防止网络不稳定不好的状况下，程序出现异常而停止运行。

from urllib import request,error
import socket
#异常处理
url = 'https://cuiqingcai.com/index.htm'
try:
    res = request.urlopen(url)
    print(res.read().decode('utf-8'))
# HTTPError 是 URLError 的子类
except error.HTTPError as e:
    print(e.reason, e.code, e.headers, sep='\n')
except error.URLError as e:
    if isinstance(e.reason,socket.timeout):
        print('timeout')
    print(e.reason)
else:
    print('request successfully')
    
# result:
g:\Python\Demon2\new_book\basic_lib>b8.py
Not Found
404
Server: nginx/1.10.3 (Ubuntu)
Date: Tue, 10 Jul 2018 05:58:21 GMT
Content-Type: text/html; charset=UTF-8
Transfer-Encoding: chunked
Connection: close
Vary: Cookie
Expires: Wed, 11 Jan 1984 05:00:00 GMT
Cache-Control: no-cache, must-revalidate, max-age=0
Link: <https://cuiqingcai.com/wp-json/>; rel="https://api.w.org/"

1.1.3 解析连接(parse模块)

parse定义了处理URL的标准接口。

a. urlparse()

实现url的识别和分段,拆为6个部分:scheme、netloc、path、params、query、fragment

from urllib.parse import urlparse

url = 'https://www.baidu.com/index.html;user?id=5#comment'
result = urlparse(url,scheme='http',allow_fragments=True)
print(type(result)) #<class 'urllib.parse.ParseResult'>
print(result) 
#ParseResult(scheme='https', netloc='www.baidu.com', 
#path='/index.html', params='user', query='id=5', fragment='comment'
print(result.scheme, result.netloc, result.path, result.params, 
      result.query, result.fragment,sep = '\n')
print(result[0], result[1])# https www.baidu.com

b. urlunparse()

url组合，合并连接，接受的参数是一个可迭代对象(可以被遍历)，且长度必须是6.

from urllib.parse import urlunparse

url_data = ['https','www.baidu.com','/index.html',
             'user','id=5','comment']
url = urlunparse(url_data)
print(url)
#https://www.baidu.com/index.html;user?id=5#comment

c. urlsplit()

同urlparse()很像，只是拆解url时，少了params(合并到path中)这一部分

from urllib.parse  import urlsplit

url2 = 'https://www.baidu.com/index.html;user?id=5#comment'
data = urlsplit(url2)
print(data)
#SplitResult(scheme='https', netloc='www.baidu.com', 
# path='/index.html;user', query='id=5', fragment='comment')
print(data.netloc,data[1],end='\n')
# www.baidu.com www.baidu.com

d. urlunsplit()

同urlunparse()很像，传入参数也必须是一个可迭代对象，区别是长度必须为5

from urllib.parse import urlunsplit

url_data2 = ['https','www.baidu.com','index.html',
             'id=5','comment']
url3 = urlunsplit(url_data2)
print(url3)
# https://www.baidu.com/index.html?id=5#comment

e. urljoin()

也是将连接合并，接受两个参数，将第一个base_url(基础连接)作为第一个参数，新的连接作为第二个参数，该方法会分析base_url的scheme、netloc和path这三个内容，并对新连接缺失的内容进行补充，最后返回结果。

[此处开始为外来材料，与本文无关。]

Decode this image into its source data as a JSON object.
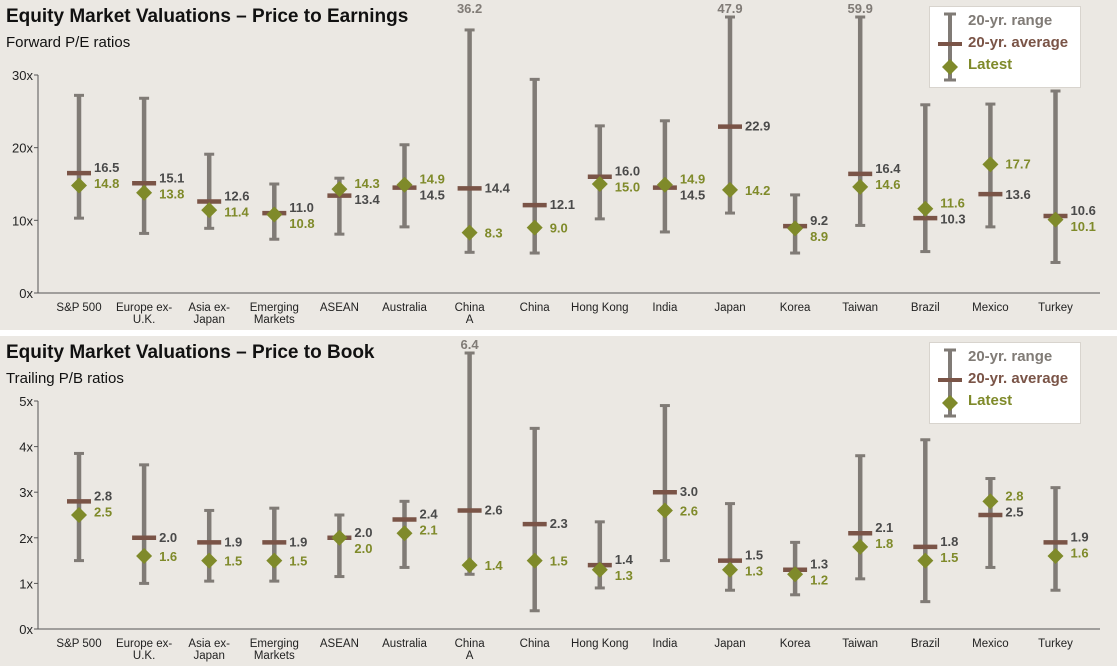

from urllib.parse import urljoin

base_url1 = 'https://www.baidu.com'
base_url2 = 'https://www.baidu.com/anb.html'
base_url3 = 'https://www.baidu.com?qwae=87'
base_url4 = 'www.baidu.com'
base_url5 = 'www.baidu.com#ojbk'
new_url1 = 'https://cuiqingcai.com/FS.htm'
new_url2 = '?category=2#sdf'

u1 = urljoin(base_url1, 'FS.html')
u2 = urljoin(base_url2, new_url1)
u3 = urljoin(base_url3, new_url1)
u4 = urljoin(base_url4, new_url2)
u5 = urljoin(base_url5, new_url2)

print(u1)#https://www.baidu.com/FS.html
print(u2) #https://cuiqingcai.com/FS.htm
print(u3)#https://cuiqingcai.com/FS.htm
print(u4) #www.baidu.com?category=2#sdf
print(u5)#www.baidu.com?category=2#sdf

可见，base_url 提供了3项内容scheme、netloc及path。当这3项在新连接里不存在时，就予以补充，新连接里有的话，就用新连接自己的；base_url中的params、query和fragment是不起作用的。

f. urlencode()

此方法在构造GET请求参数时非常有用,将字典类型的参数转化为GET请求的参数。

from urllib.parse import urlencode

query = {'name':'Jou','age':2}
query = urlencode(query)
print(query) # name=Jou&age=2
base_url = 'https://www.baidu.com?'
url = base_url + query
print(url) #https://www.baidu.com?name=Jou&age=2

g. parse_qs()与parse_qsl()

二者与urlencode()相反的功能：
1.parse_qs()将GET请求参数转化为字典类型;
2.parse_qsl()将GET请求参数转化为元组组成的列表;

from urllib.parse import parse_qs, parse_qsl

query2 = 'name=Jou&age=2'
data = parse_qs(query2)
print(data)# {'name': ['Jou'], 'age': ['2']}

data2 = parse_qsl(query2)
print(data2)# [('name', 'Jou'), ('age', '2')]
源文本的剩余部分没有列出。